Recommendation letter guidelines

by Carl Dyke

Finally got around to writing a draft of this after years of wishing this was stuff students already knew and playing keystone-cops catch-up each time it turned out sure enough they didn’t. Suggestions welcome!

Dyke Recommendation Letter Guidelines

So you want a letter of recommendation from me. I’m happy to do it, and it’s part of my job! However, please read this handout about the process carefully. Your role is not over when I agree to write the letter. Our collaboration is just beginning.

First, you should know that sometimes letters of recommendation are formalities. They just want someone trustworthy other than you and your Mom to go on record that you’re not a complete waste of space and maybe even know a few things. If you know for a fact that this is the case for the present letter, please tell me. That kind of letter is much easier to write and like most people, I don’t enjoy wasting effort.

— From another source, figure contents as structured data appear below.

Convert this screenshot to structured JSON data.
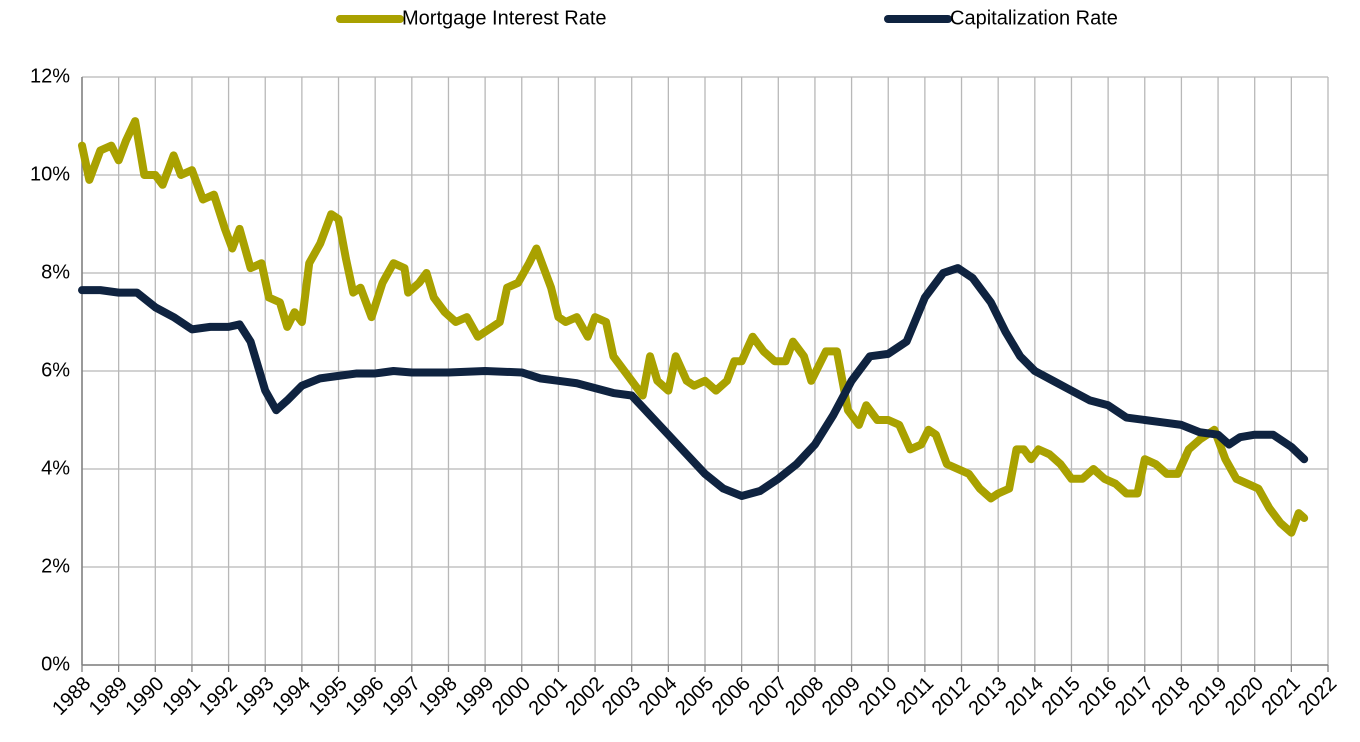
{
  "chart_data": {
    "type": "line",
    "series": [
      {
        "name": "Mortgage Interest Rate",
        "color": "#a9a100",
        "x": [
          1988.0,
          1988.2,
          1988.5,
          1988.8,
          1989.0,
          1989.2,
          1989.45,
          1989.7,
          1990.0,
          1990.2,
          1990.5,
          1990.7,
          1991.0,
          1991.3,
          1991.6,
          1991.9,
          1992.1,
          1992.3,
          1992.6,
          1992.9,
          1993.1,
          1993.4,
          1993.6,
          1993.8,
          1994.0,
          1994.2,
          1994.5,
          1994.8,
          1995.0,
          1995.2,
          1995.4,
          1995.6,
          1995.9,
          1996.2,
          1996.5,
          1996.8,
          1996.9,
          1997.2,
          1997.4,
          1997.6,
          1997.9,
          1998.2,
          1998.5,
          1998.8,
          1999.0,
          1999.4,
          1999.6,
          1999.9,
          2000.2,
          2000.4,
          2000.6,
          2000.8,
          2001.0,
          2001.2,
          2001.5,
          2001.8,
          2002.0,
          2002.3,
          2002.5,
          2002.8,
          2003.0,
          2003.3,
          2003.5,
          2003.7,
          2004.0,
          2004.2,
          2004.5,
          2004.7,
          2005.0,
          2005.3,
          2005.6,
          2005.8,
          2006.0,
          2006.3,
          2006.6,
          2006.9,
          2007.2,
          2007.4,
          2007.7,
          2007.9,
          2008.1,
          2008.3,
          2008.6,
          2008.9,
          2009.2,
          2009.4,
          2009.7,
          2010.0,
          2010.3,
          2010.6,
          2010.9,
          2011.1,
          2011.3,
          2011.6,
          2011.9,
          2012.2,
          2012.5,
          2012.8,
          2013.0,
          2013.3,
          2013.5,
          2013.7,
          2013.9,
          2014.1,
          2014.4,
          2014.7,
          2015.0,
          2015.3,
          2015.6,
          2015.9,
          2016.2,
          2016.5,
          2016.8,
          2017.0,
          2017.3,
          2017.6,
          2017.9,
          2018.2,
          2018.5,
          2018.9,
          2019.2,
          2019.5,
          2019.8,
          2020.1,
          2020.4,
          2020.7,
          2021.0,
          2021.2,
          2021.35
        ],
        "values": [
          10.6,
          9.9,
          10.5,
          10.6,
          10.3,
          10.7,
          11.1,
          10.0,
          10.0,
          9.8,
          10.4,
          10.0,
          10.1,
          9.5,
          9.6,
          8.9,
          8.5,
          8.9,
          8.1,
          8.2,
          7.5,
          7.4,
          6.9,
          7.2,
          7.0,
          8.2,
          8.6,
          9.2,
          9.1,
          8.3,
          7.6,
          7.7,
          7.1,
          7.8,
          8.2,
          8.1,
          7.6,
          7.8,
          8.0,
          7.5,
          7.2,
          7.0,
          7.1,
          6.7,
          6.8,
          7.0,
          7.7,
          7.8,
          8.2,
          8.5,
          8.1,
          7.7,
          7.1,
          7.0,
          7.1,
          6.7,
          7.1,
          7.0,
          6.3,
          6.0,
          5.8,
          5.5,
          6.3,
          5.8,
          5.6,
          6.3,
          5.8,
          5.7,
          5.8,
          5.6,
          5.8,
          6.2,
          6.2,
          6.7,
          6.4,
          6.2,
          6.2,
          6.6,
          6.3,
          5.8,
          6.1,
          6.4,
          6.4,
          5.2,
          4.9,
          5.3,
          5.0,
          5.0,
          4.9,
          4.4,
          4.5,
          4.8,
          4.7,
          4.1,
          4.0,
          3.9,
          3.6,
          3.4,
          3.5,
          3.6,
          4.4,
          4.4,
          4.2,
          4.4,
          4.3,
          4.1,
          3.8,
          3.8,
          4.0,
          3.8,
          3.7,
          3.5,
          3.5,
          4.2,
          4.1,
          3.9,
          3.9,
          4.4,
          4.6,
          4.8,
          4.2,
          3.8,
          3.7,
          3.6,
          3.2,
          2.9,
          2.7,
          3.1,
          3.0
        ]
      },
      {
        "name": "Capitalization Rate",
        "color": "#0f2340",
        "x": [
          1988.0,
          1988.5,
          1989.0,
          1989.5,
          1990.0,
          1990.5,
          1991.0,
          1991.5,
          1992.0,
          1992.3,
          1992.6,
          1993.0,
          1993.3,
          1993.6,
          1994.0,
          1994.5,
          1995.0,
          1995.5,
          1996.0,
          1996.5,
          1997.0,
          1998.0,
          1999.0,
          2000.0,
          2000.5,
          2001.0,
          2001.5,
          2002.0,
          2002.5,
          2003.0,
          2003.5,
          2004.0,
          2004.5,
          2005.0,
          2005.5,
          2006.0,
          2006.5,
          2007.0,
          2007.5,
          2008.0,
          2008.5,
          2009.0,
          2009.5,
          2010.0,
          2010.5,
          2011.0,
          2011.5,
          2011.9,
          2012.3,
          2012.8,
          2013.2,
          2013.6,
          2014.0,
          2014.5,
          2015.0,
          2015.5,
          2016.0,
          2016.5,
          2017.0,
          2017.5,
          2018.0,
          2018.5,
          2019.0,
          2019.3,
          2019.6,
          2020.0,
          2020.5,
          2021.0,
          2021.35
        ],
        "values": [
          7.65,
          7.65,
          7.6,
          7.6,
          7.3,
          7.1,
          6.85,
          6.9,
          6.9,
          6.95,
          6.6,
          5.6,
          5.2,
          5.4,
          5.7,
          5.85,
          5.9,
          5.95,
          5.95,
          6.0,
          5.97,
          5.97,
          6.0,
          5.97,
          5.85,
          5.8,
          5.75,
          5.65,
          5.55,
          5.5,
          5.1,
          4.7,
          4.3,
          3.9,
          3.6,
          3.45,
          3.55,
          3.8,
          4.1,
          4.5,
          5.1,
          5.8,
          6.3,
          6.35,
          6.6,
          7.5,
          8.0,
          8.1,
          7.9,
          7.4,
          6.8,
          6.3,
          6.0,
          5.8,
          5.6,
          5.4,
          5.3,
          5.05,
          5.0,
          4.95,
          4.9,
          4.75,
          4.7,
          4.5,
          4.65,
          4.7,
          4.7,
          4.45,
          4.2
        ]
      }
    ],
    "xlim": [
      1988,
      2022
    ],
    "xticks": [
      1988,
      1989,
      1990,
      1991,
      1992,
      1993,
      1994,
      1995,
      1996,
      1997,
      1998,
      1999,
      2000,
      2001,
      2002,
      2003,
      2004,
      2005,
      2006,
      2007,
      2008,
      2009,
      2010,
      2011,
      2012,
      2013,
      2014,
      2015,
      2016,
      2017,
      2018,
      2019,
      2020,
      2021,
      2022
    ],
    "ylim": [
      0,
      12
    ],
    "yticks": [
      {
        "value": 0,
        "label": "0%"
      },
      {
        "value": 2,
        "label": "2%"
      },
      {
        "value": 4,
        "label": "4%"
      },
      {
        "value": 6,
        "label": "6%"
      },
      {
        "value": 8,
        "label": "8%"
      },
      {
        "value": 10,
        "label": "10%"
      },
      {
        "value": 12,
        "label": "12%"
      }
    ],
    "grid": true,
    "legend": "top"
  }
}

If the letter is not a mere formality, we’re going to need to work together to put you in the best possible light. This is not the time to be bashful and modest, because you’re up against serious competition. I’m going to need to say some things that distinguish you positively from all the other applicants. You should know that adjectives are not going to get it done. Everyone has letters that say they’re great, fantastic, wonderful, outstanding, quite possibly the best, etc.. Those letters may get you in the game, but they don’t win because all the letters say that. So for the win I’m going to have to be as specific as possible about why you’re great.

Now the thing is, if any part of our work together was before last week, I do not remember those specifics. I have a warm and fuzzy feeling about you, which is why I’ve agreed to write the letter. But I don’t remember why I feel that way because one, I have about a hundred students a semester and two, part of how I stay fresh in my profession is that I let the present crowd out the past in my working memory. (We’ll call this my zen so I don’t sound so much like a flake.) And obviously my own vague warm fuzzy feelings are not going to be persuasive to anyone else, which is something I’m sure you remember learning in my class, unless like me you don’t remember exactly where you learned things.

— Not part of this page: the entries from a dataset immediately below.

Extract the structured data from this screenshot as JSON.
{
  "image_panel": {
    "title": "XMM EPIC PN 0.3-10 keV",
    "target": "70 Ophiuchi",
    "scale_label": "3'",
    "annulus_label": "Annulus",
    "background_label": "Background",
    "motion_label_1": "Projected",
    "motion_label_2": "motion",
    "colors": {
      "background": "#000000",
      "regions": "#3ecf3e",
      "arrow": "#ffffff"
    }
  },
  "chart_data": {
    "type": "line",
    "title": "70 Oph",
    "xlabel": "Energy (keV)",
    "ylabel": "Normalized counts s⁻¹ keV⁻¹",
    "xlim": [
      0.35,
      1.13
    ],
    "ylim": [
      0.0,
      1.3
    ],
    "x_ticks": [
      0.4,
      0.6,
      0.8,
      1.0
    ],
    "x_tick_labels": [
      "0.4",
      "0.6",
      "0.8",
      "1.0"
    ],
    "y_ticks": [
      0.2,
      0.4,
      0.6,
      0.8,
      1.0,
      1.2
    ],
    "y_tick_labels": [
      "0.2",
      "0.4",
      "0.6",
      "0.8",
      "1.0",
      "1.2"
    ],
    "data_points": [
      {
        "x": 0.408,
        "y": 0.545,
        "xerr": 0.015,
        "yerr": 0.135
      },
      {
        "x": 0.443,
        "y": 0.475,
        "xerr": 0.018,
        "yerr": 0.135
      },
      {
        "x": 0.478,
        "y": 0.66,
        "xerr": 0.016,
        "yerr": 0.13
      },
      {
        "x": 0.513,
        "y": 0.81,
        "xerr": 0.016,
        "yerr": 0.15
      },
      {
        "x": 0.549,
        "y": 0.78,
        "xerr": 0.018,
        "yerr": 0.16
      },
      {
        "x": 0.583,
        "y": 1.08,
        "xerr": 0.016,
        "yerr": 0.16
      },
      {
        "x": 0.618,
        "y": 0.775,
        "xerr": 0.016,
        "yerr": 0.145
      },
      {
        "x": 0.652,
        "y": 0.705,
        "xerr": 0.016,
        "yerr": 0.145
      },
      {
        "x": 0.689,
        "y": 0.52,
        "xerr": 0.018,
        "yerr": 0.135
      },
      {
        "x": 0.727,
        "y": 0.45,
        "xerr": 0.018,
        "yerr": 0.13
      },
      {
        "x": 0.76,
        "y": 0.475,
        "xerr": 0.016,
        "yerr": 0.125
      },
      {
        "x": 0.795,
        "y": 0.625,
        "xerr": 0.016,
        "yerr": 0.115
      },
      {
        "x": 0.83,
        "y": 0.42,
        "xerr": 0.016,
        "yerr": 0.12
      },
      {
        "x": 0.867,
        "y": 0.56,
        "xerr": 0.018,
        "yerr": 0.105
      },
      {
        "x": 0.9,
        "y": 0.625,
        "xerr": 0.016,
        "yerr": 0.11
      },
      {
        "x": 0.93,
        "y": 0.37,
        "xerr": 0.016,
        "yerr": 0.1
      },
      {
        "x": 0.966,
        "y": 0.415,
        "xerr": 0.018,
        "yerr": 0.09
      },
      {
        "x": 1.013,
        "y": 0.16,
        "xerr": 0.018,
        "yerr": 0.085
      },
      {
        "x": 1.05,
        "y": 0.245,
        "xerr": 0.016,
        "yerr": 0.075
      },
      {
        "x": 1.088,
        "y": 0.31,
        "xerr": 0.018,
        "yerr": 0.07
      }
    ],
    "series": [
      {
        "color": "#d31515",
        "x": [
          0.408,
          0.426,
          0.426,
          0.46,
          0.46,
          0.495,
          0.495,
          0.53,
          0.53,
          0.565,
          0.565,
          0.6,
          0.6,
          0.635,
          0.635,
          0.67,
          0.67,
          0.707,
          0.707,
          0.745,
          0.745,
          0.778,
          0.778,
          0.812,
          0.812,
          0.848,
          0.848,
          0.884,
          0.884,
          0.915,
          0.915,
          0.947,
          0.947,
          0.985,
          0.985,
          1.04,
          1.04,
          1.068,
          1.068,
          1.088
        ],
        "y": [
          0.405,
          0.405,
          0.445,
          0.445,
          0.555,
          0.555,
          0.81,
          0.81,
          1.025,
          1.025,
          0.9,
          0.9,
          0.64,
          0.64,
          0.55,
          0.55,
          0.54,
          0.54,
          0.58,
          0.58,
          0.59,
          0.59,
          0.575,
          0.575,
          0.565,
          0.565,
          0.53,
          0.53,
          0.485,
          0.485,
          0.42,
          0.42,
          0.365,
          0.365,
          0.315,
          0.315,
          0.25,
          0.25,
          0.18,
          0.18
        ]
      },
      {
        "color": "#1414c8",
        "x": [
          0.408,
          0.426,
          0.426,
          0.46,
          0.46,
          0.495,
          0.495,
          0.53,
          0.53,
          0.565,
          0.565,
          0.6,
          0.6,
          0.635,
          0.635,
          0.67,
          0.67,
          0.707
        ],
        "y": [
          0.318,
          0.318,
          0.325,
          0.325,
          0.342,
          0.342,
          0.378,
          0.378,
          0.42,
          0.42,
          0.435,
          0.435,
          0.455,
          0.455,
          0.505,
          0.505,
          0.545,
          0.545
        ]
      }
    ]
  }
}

All this means you’re going to have to remind me, in writing because I don’t remember so well, what it was you did that gave me my happy feelings about you. Give me topics and summaries of work you turned in; tell the stories of our good times together; list the courses and expound on what you got out of them. If you have samples of your work with my comments, pass them back. Anything you can do to refresh specific memories that I can use to add concrete dramatic nouns and verbs to vague superlative adjectives will strengthen the letter I can write for you and improve the chances that it will actually do some good.

It would also be terrific if you could help me tailor my praise to the specific need. Think about this: what are the things I can say about you that you can’t credibly say about yourself? How can I fit a niche in your recommendation strategy, that is, say things that are not just being repeated by you and your other recommenders? Also, what exactly are you applying for and what subset of your general awesomeness are they actually interested in? Let’s not waste time and credibility telling them you can dunk or pull a mean espresso shot if what they care about is your ability to analyze and communicate about information. Speaking of which, did they give you any clues as to what they’re looking for? If you can pull out key quotes that show where they’re coming from (like you did in your papers for my class, no doubt, or I wouldn’t be writing you this letter) it would help me a bunch, and remind me again why I like you so much.

If there are official forms and envelopes, prepare them for me in a tidy, well-marked packet that I can find again easily in the clutter on my desk. I’ve got letterhead covered. Finally, you should know that I’m not going to work on this until the deadline is near. You need to tell me well in advance, in writing, when that deadline is, along with anything else I need to know about the process to calibrate my procrastination responsibly. It would also be extremely wise of you to gently nudge me as that date approaches, while being very careful not to nag. Just check in. I am not a letter-writing appliance that you can turn on and forget; I am a human being with most of the usual quirks and some of my own, and loads of other stuff on my plate. Remember that as much as I genuinely care about you and your success, you care about them more: they are yours, so keep on top of things.

OK – if you’re cool with all of this, let’s do it!

3 Responses to “Recommendation letter guidelines”

  1. Marvelous! Says he, sitting in a pleasant Irish pub in Fairfax, VA; another summer with grandkids.

  2. Oh yeah, that’s the way to do it.